Sur certains morceaux, c’est un peu plus gai, un alliage d’enthousiasme et de fragilité assumée, avec des thématiques très babos sous acides mais sans l’angélisme et les petites fleurs. Un morceau s’appelle « Le magique escalier », je crois que j’ai à peu près compris la métaphore – « Magique escalier où veux-tu m’emmener ? Je commence à monter sur toi pour ne plus jamais m’arrêter », et un autre, « Il est là », m’a l’air de parler d’une expérience genre « stade du miroir » qui dégénère, les paroles ont quelque chose de presque terrifiant, et en même temps il y a quelque chose de drôle, de dérisoire dans la révélation phénoménologique chantée par Bloch-Lainé.

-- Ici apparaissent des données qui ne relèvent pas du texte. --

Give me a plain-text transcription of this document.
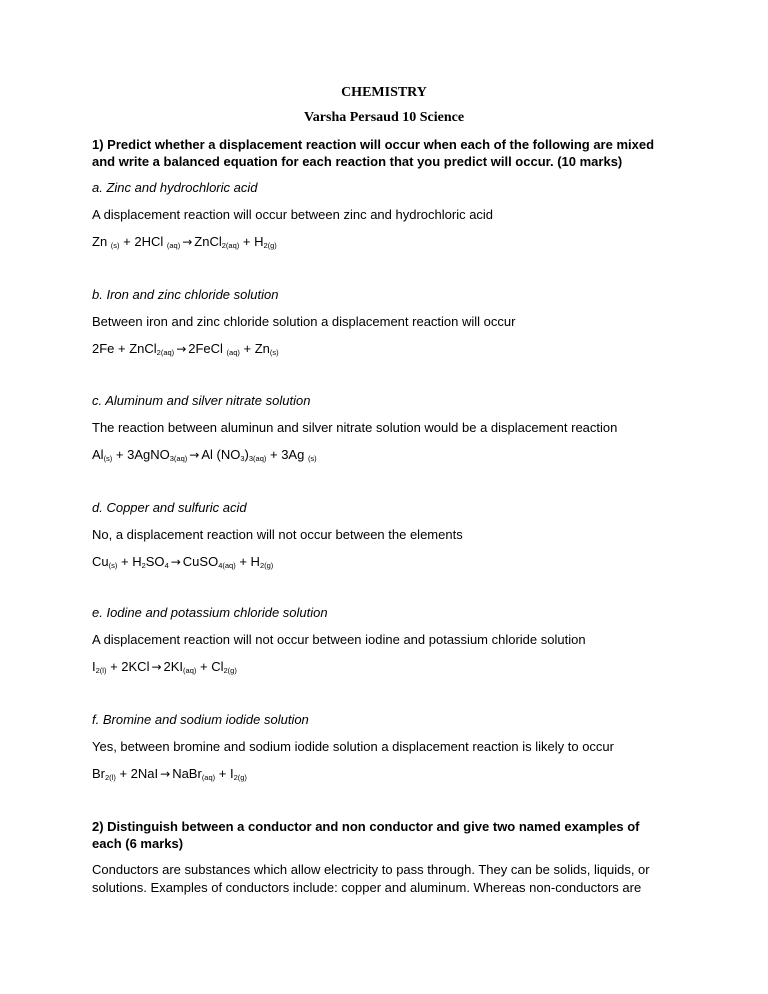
CHEMISTRY
Varsha Persaud 10 Science
1) Predict whether a displacement reaction will occur when each of the following are mixed and write a balanced equation for each reaction that you predict will occur. (10 marks)
a. Zinc and hydrochloric acid
A displacement reaction will occur between zinc and hydrochloric acid
Zn $_{(s)}$ + 2HCl $_{(aq)}$→ZnCl$_{2(aq)}$ + $H_{2(g)}$
b. Iron and zinc chloride solution
Between iron and zinc chloride solution a displacement reaction will occur
2Fe + ZnCl$_{2(aq)}$→2FeCl $_{(aq)} + Zn_{(s)}$
c. Aluminum and silver nitrate solution
The reaction between aluminun and silver nitrate solution would be a displacement reaction
$Al_{(s)}$ + 3AgNO$_{3(aq)}$→Al $(NO_3)_{3(aq)} + 3Ag$ $_{(s)}$
d. Copper and sulfuric acid
No, a displacement reaction will not occur between the elements
$Cu_{(s)}$ + $H_2SO_4\to CuSO_{4(aq)} + H_{2(g)}$
e. Iodine and potassium chloride solution
A displacement reaction will not occur between iodine and potassium chloride solution
$I_{2(l)} + 2KCl\to 2KI_{(aq)} + Cl_{2(g)}$
f. Bromine and sodium iodide solution
Yes, between bromine and sodium iodide solution a displacement reaction is likely to occur
$Br_{2(l)}$ + 2NaI→NaBr$_{(aq)}$ + $I_{2(g)}$
2) Distinguish between a conductor and non conductor and give two named examples of each (6 marks)
Conductors are substances which allow electricity to pass through. They can be solids, liquids, or solutions. Examples of conductors include: copper and aluminum. Whereas non-conductors are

Le charme crépitant, pour ne pas dire carrément braisé, de Des Mots doit aussi à Georges Rodi, un spécialiste des claviers et synthés qui jouait avec à peu près tout le monde à l’époque en France, et dont j’aurai l’occasion de reparler. Ses nappes d’Arp Odyssey et ses licks de Fender Rhodes donnent aux compositions de Bloch-Lainé un halo trouble, une consistance presque trop mûre, écœurante. Le reste du personnel n’en est pas moins recommandable dans la catégorie requins de studio de la variété française. On a notamment Claude Engel, guitariste qui débuté dans Magma puis collaboré avec entre autres Gotainer, Berger ou Cabrel à la fois en tant qu’instrumentiste et arrangeur, et, par ailleurs, auteur d’un album sous son nom, pas très éloigné de Des Mots, d’ailleurs lui aussi sorti en 1976 sur le même label lancé par CBS, Marginal. À la batterie, c’est Jean Schulteis qui signerait quelques années plus tard le tube « Confidence pour confidence ». On croise aussi Jean-Pierre Alarcen, autre gratteux très prisé, qui a commencé dans le visiblement légendaire Système Crapoutchik avant de jouer pour des gens aussi divers que François Béranger ou Touré Kunda. Et sur un morceau, aux chœurs, il y a carrément Gilbert Montagné, que l’on considérait encore à l’époque comme le Stevie Wonder français (et vous vous rendrez compte quand vous jetterez une oreille sur ses disques des années 70 que la comparaison ne tient pas qu’à leur commune cécité).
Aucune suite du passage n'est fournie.